The integral term accumulates the error by integrating it over the past values of the error. It will generate an increasing input to the plant if the error is not vanishing. Hence, the integral term can be viewed as the term that takes into account the history/past of the error. An example for this is when you are standing under the shower. You start to open the valve for warm water if you see that the water is still not warm enough (error integrated over a time period) you open the valve for even more warm water. Two main characteristics of the integral term are that helps you get a better steady-state error but at the same time, it can lead to instability and increased oscillations. There is also the problem of integrator windup which is the reason why you should not use a standard PID controller (with the integral term) without an anti-windup.

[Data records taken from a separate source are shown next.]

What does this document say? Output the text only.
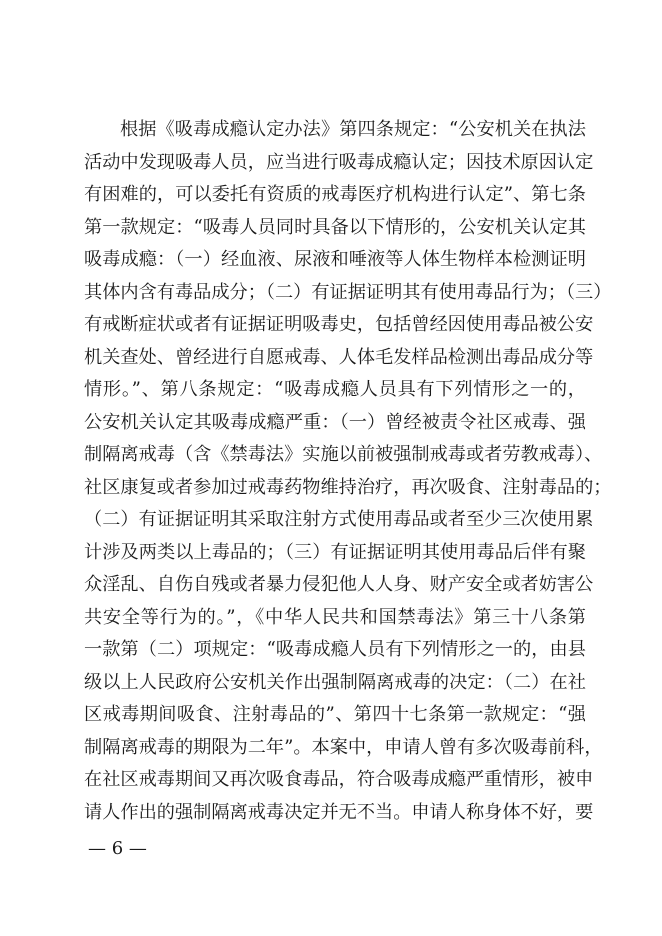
根据《吸毒成瘾认定办法》第四条规定：“公安机关在执法
活动中发现吸毒人员，应当进行吸毒成瘾认定；因技术原因认定
有困难的，可以委托有资质的戒毒医疗机构进行认定”、第七条
第一款规定：“吸毒人员同时具备以下情形的，公安机关认定其
吸毒成瘾：（一）经血液、尿液和唾液等人体生物样本检测证明
其体内含有毒品成分；（二）有证据证明其有使用毒品行为；（三）
有戒断症状或者有证据证明吸毒史，包括曾经因使用毒品被公安
机关查处、曾经进行自愿戒毒、人体毛发样品检测出毒品成分等
情形。”、第八条规定：“吸毒成瘾人员具有下列情形之一的，
公安机关认定其吸毒成瘾严重：（一）曾经被责令社区戒毒、强
制隔离戒毒（含《禁毒法》实施以前被强制戒毒或者劳教戒毒）、
社区康复或者参加过戒毒药物维持治疗，再次吸食、注射毒品的；
（二）有证据证明其采取注射方式使用毒品或者至少三次使用累
计涉及两类以上毒品的；（三）有证据证明其使用毒品后伴有聚
众淫乱、自伤自残或者暴力侵犯他人人身、财产安全或者妨害公
共安全等行为的。”，《中华人民共和国禁毒法》第三十八条第
一款第（二）项规定：“吸毒成瘾人员有下列情形之一的，由县
级以上人民政府公安机关作出强制隔离戒毒的决定：（二）在社
区戒毒期间吸食、注射毒品的”、第四十七条第一款规定：“强
制隔离戒毒的期限为二年”。本案中，申请人曾有多次吸毒前科，
在社区戒毒期间又再次吸食毒品，符合吸毒成瘾严重情形，被申
请人作出的强制隔离戒毒决定并无不当。申请人称身体不好，要
— 6 —
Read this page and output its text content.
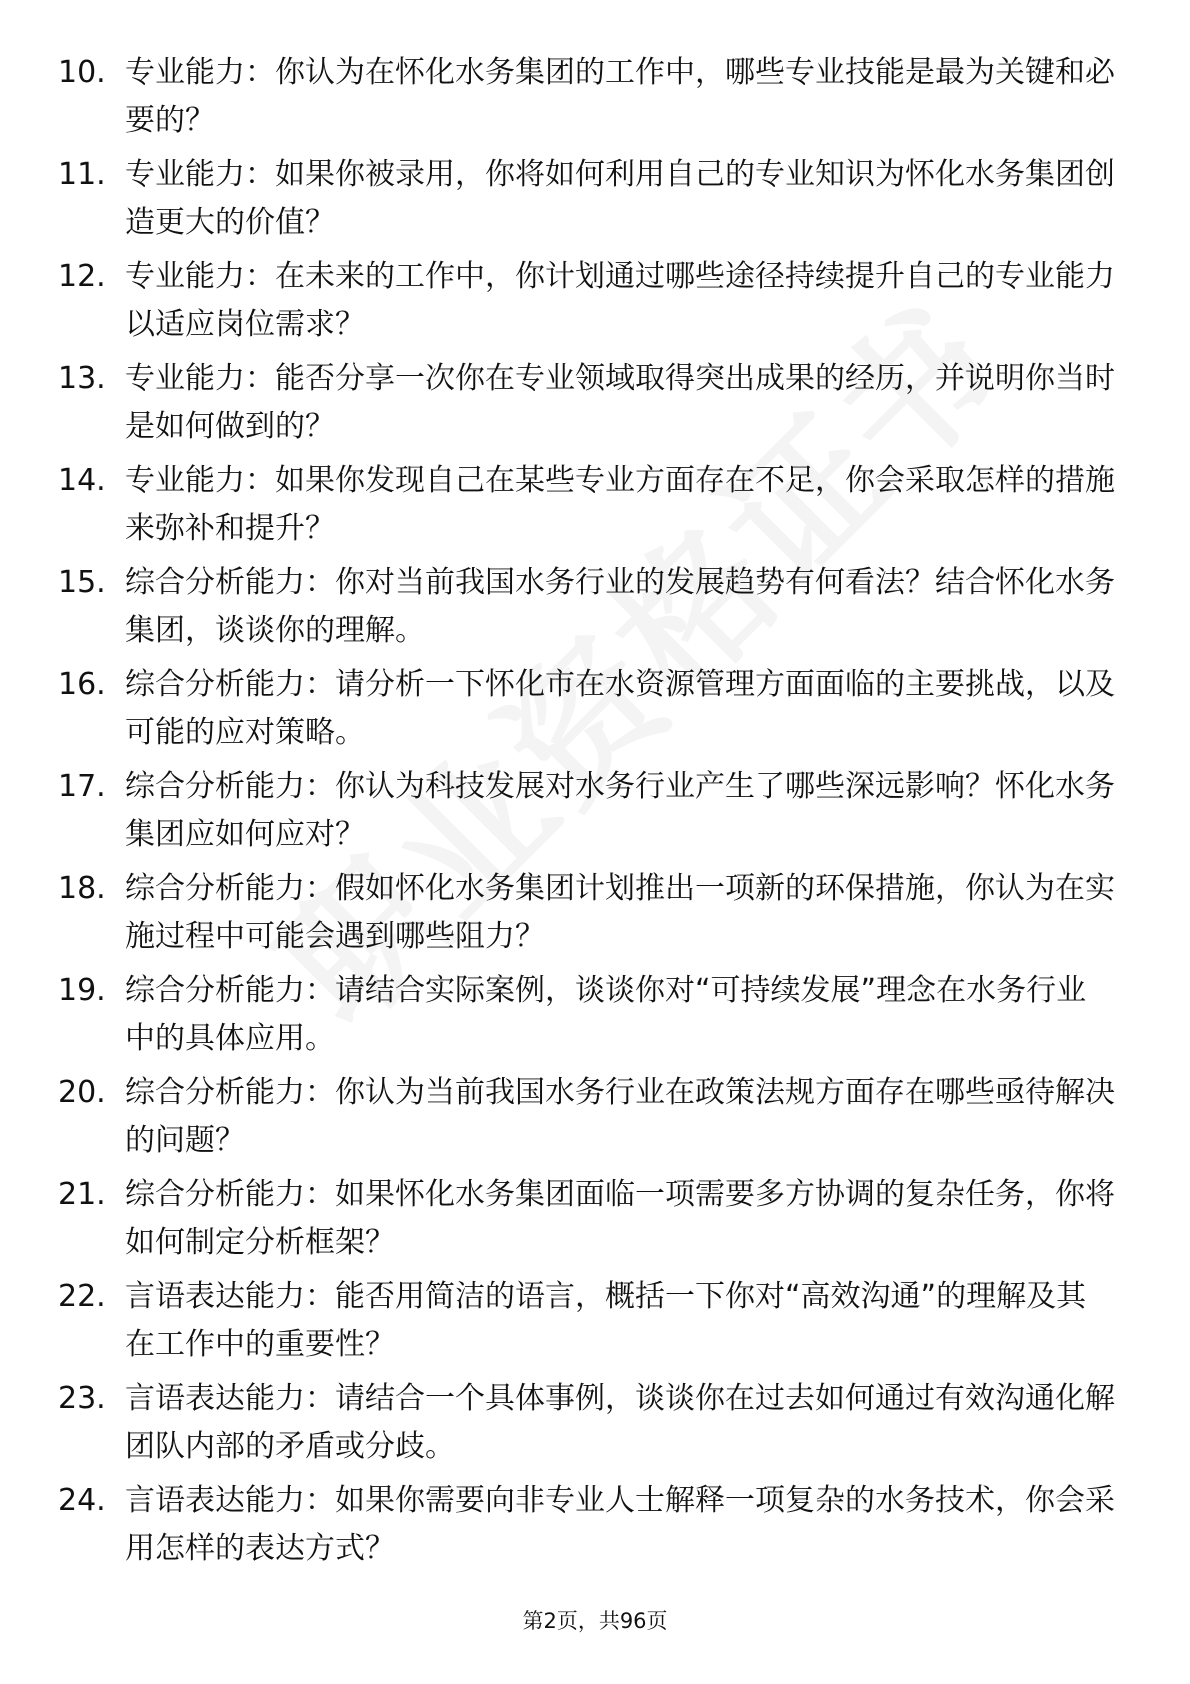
10. 专业能力：你认为在怀化水务集团的工作中，哪些专业技能是最为关键和必要的？
11. 专业能力：如果你被录用，你将如何利用自己的专业知识为怀化水务集团创造更大的价值？
12. 专业能力：在未来的工作中，你计划通过哪些途径持续提升自己的专业能力以适应岗位需求？
13. 专业能力：能否分享一次你在专业领域取得突出成果的经历，并说明你当时是如何做到的？
14. 专业能力：如果你发现自己在某些专业方面存在不足，你会采取怎样的措施来弥补和提升？
15. 综合分析能力：你对当前我国水务行业的发展趋势有何看法？结合怀化水务集团，谈谈你的理解。
16. 综合分析能力：请分析一下怀化市在水资源管理方面面临的主要挑战，以及可能的应对策略。
17. 综合分析能力：你认为科技发展对水务行业产生了哪些深远影响？怀化水务集团应如何应对？
18. 综合分析能力：假如怀化水务集团计划推出一项新的环保措施，你认为在实施过程中可能会遇到哪些阻力？
19. 综合分析能力：请结合实际案例，谈谈你对“可持续发展”理念在水务行业中的具体应用。
20. 综合分析能力：你认为当前我国水务行业在政策法规方面存在哪些亟待解决的问题？
21. 综合分析能力：如果怀化水务集团面临一项需要多方协调的复杂任务，你将如何制定分析框架？
22. 言语表达能力：能否用简洁的语言，概括一下你对“高效沟通”的理解及其在工作中的重要性？
23. 言语表达能力：请结合一个具体事例，谈谈你在过去如何通过有效沟通化解团队内部的矛盾或分歧。
24. 言语表达能力：如果你需要向非专业人士解释一项复杂的水务技术，你会采用怎样的表达方式？
第2页，共96页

The derivative term is reacting to changes of the error. The derivative term can be used to prevent oscillations because of the integral term. It can be viewed as a term that is reacting to the future of the signal. In practice, the PID controller is not implemented as I have written it because it is not a proper transfer function. The derivative term should not be used if it possible to achieve good performance without it as the derivative term can generate a lot of noise if your measurements are very noisy.
A PI-Controller is simply obtained if you do not use the derivative term $K_\text{D}=0$.

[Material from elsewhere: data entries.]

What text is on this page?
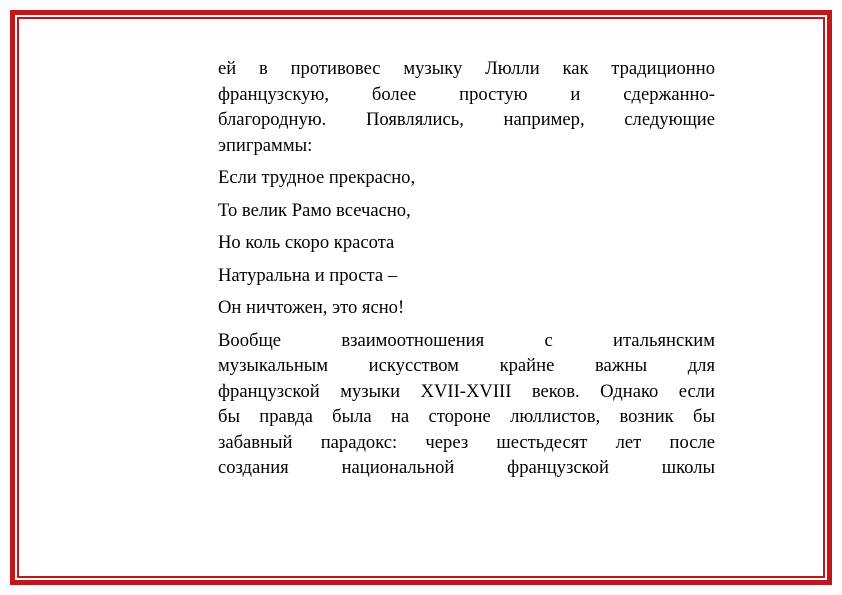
ей в противовес музыку Люлли как традиционно
французскую, более простую и сдержанно-
благородную. Появлялись, например, следующие
эпиграммы:
Если трудное прекрасно,
То велик Рамо всечасно,
Но коль скоро красота
Натуральна и проста –
Он ничтожен, это ясно!
Вообще взаимоотношения с итальянским
музыкальным искусством крайне важны для
французской музыки XVII-XVIII веков. Однако если
бы правда была на стороне люллистов, возник бы
забавный парадокс: через шестьдесят лет после
создания национальной французской школы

The reason why we are interested in the transfer functions that you have written is that they represent different input to output transfer functions.

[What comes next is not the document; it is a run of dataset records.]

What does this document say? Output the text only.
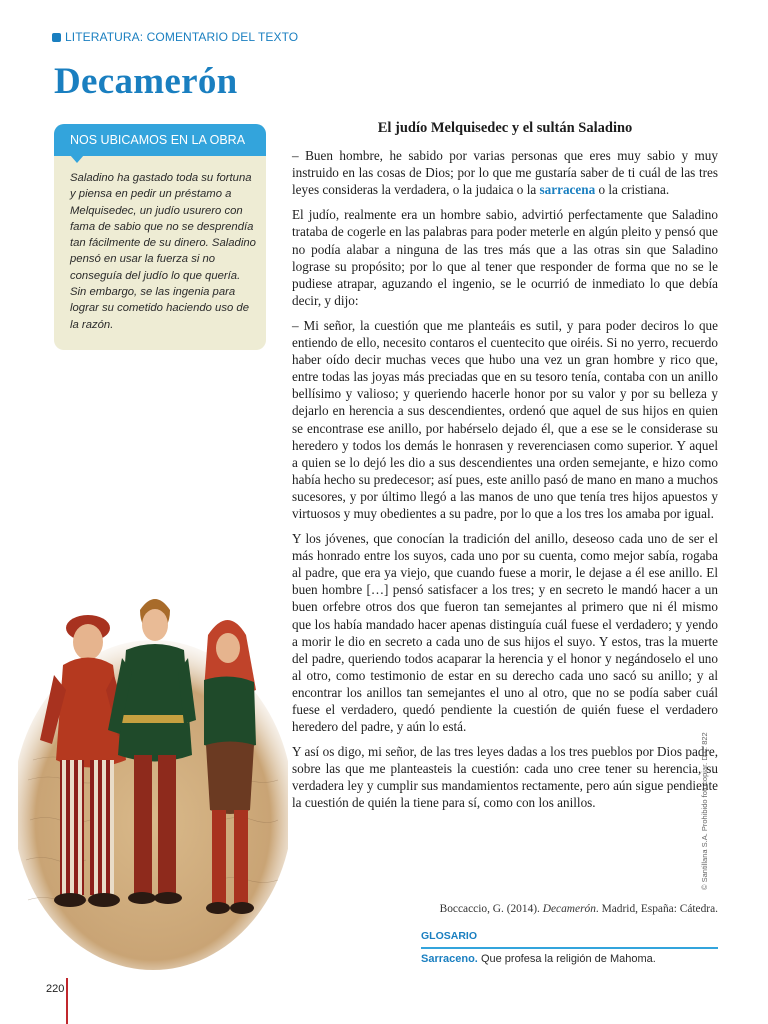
LITERATURA: COMENTARIO DEL TEXTO
Decamerón
NOS UBICAMOS EN LA OBRA
Saladino ha gastado toda su fortuna y piensa en pedir un préstamo a Melquisedec, un judío usurero con fama de sabio que no se desprendía tan fácilmente de su dinero. Saladino pensó en usar la fuerza si no conseguía del judío lo que quería. Sin embargo, se las ingenia para lograr su cometido haciendo uso de la razón.
El judío Melquisedec y el sultán Saladino

– Buen hombre, he sabido por varias personas que eres muy sabio y muy instruido en las cosas de Dios; por lo que me gustaría saber de ti cuál de las tres leyes consideras la verdadera, o la judaica o la sarracena o la cristiana.

El judío, realmente era un hombre sabio, advirtió perfectamente que Saladino trataba de cogerle en las palabras para poder meterle en algún pleito y pensó que no podía alabar a ninguna de las tres más que a las otras sin que Saladino lograse su propósito; por lo que al tener que responder de forma que no se le pudiese atrapar, aguzando el ingenio, se le ocurrió de inmediato lo que debía decir, y dijo:

– Mi señor, la cuestión que me planteáis es sutil, y para poder deciros lo que entiendo de ello, necesito contaros el cuentecito que oiréis. Si no yerro, recuerdo haber oído decir muchas veces que hubo una vez un gran hombre y rico que, entre todas las joyas más preciadas que en su tesoro tenía, contaba con un anillo bellísimo y valioso; y queriendo hacerle honor por su valor y por su belleza y dejarlo en herencia a sus descendientes, ordenó que aquel de sus hijos en quien se encontrase ese anillo, por habérselo dejado él, que a ese se le considerase su heredero y todos los demás le honrasen y reverenciasen como superior. Y aquel a quien se lo dejó les dio a sus descendientes una orden semejante, e hizo como había hecho su predecesor; así pues, este anillo pasó de mano en mano a muchos sucesores, y por último llegó a las manos de uno que tenía tres hijos apuestos y virtuosos y muy obedientes a su padre, por lo que a los tres los amaba por igual.

Y los jóvenes, que conocían la tradición del anillo, deseoso cada uno de ser el más honrado entre los suyos, cada uno por su cuenta, como mejor sabía, rogaba al padre, que era ya viejo, que cuando fuese a morir, le dejase a él ese anillo. El buen hombre […] pensó satisfacer a los tres; y en secreto le mandó hacer a un buen orfebre otros dos que fueron tan semejantes al primero que ni él mismo que los había mandado hacer apenas distinguía cuál fuese el verdadero; y yendo a morir le dio en secreto a cada uno de sus hijos el suyo. Y estos, tras la muerte del padre, queriendo todos acaparar la herencia y el honor y negándoselo el uno al otro, como testimonio de estar en su derecho cada uno sacó su anillo; y al encontrar los anillos tan semejantes el uno al otro, que no se podía saber cuál fuese el verdadero, quedó pendiente la cuestión de quién fuese el verdadero heredero del padre, y aún lo está.

Y así os digo, mi señor, de las tres leyes dadas a los tres pueblos por Dios padre, sobre las que me planteasteis la cuestión: cada uno cree tener su herencia, su verdadera ley y cumplir sus mandamientos rectamente, pero aún sigue pendiente la cuestión de quién la tiene para sí, como con los anillos.

Boccaccio, G. (2014). Decamerón. Madrid, España: Cátedra.
GLOSARIO
Sarraceno. Que profesa la religión de Mahoma.
© Santillana S.A. Prohibido fotocopiar. D.L. 822
220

See this following control circuit (adapted from]1)
The first transfer function is the reference $r$ to the error $e$ transfer function. It is also called the sensitivity function
$$S(s) = \dfrac{e(s)}{r(s)}=\dfrac{1}{1+K(s)G(s)}$$
the fourth function is called complementary sensitivity function (I think it is also called the transmissibility function)
$$T(s) = 1-S(s)=\dfrac{y(s)}{r(s)}=\dfrac{K(s)G(s)}{1+K(s)G(s)}$$
in which $y$ is the output.
The second transfer function is the transfer function from an additive disturbance between the controller and the plant $d$ and the output $y$. It is called disturbance transfer function
$$\dfrac{y(s)}{d(s)}=\dfrac{G(s)}{1+K(s)G(s)}.$$
The third transfer function is relating the reference $r$ to the controller output $u$. I am not sure how it is called in English, but it can be translated from German as actuation transfer function
$$\dfrac{u(s)}{r(s)}=\dfrac{K(s)}{1+K(s)G(s)}.$$
As you can see the stability of the closed-loop system is always dictated by $1+K(s)G(s)$. The study of these transfer function gives you additional information, for example, how does an additive disturbance between controller and plant manifest itself in the output ($y(s)/d(s)$). Or how does the actuation / control effort $u$ depend on the reference $r$ ($u(s)/r(s)$).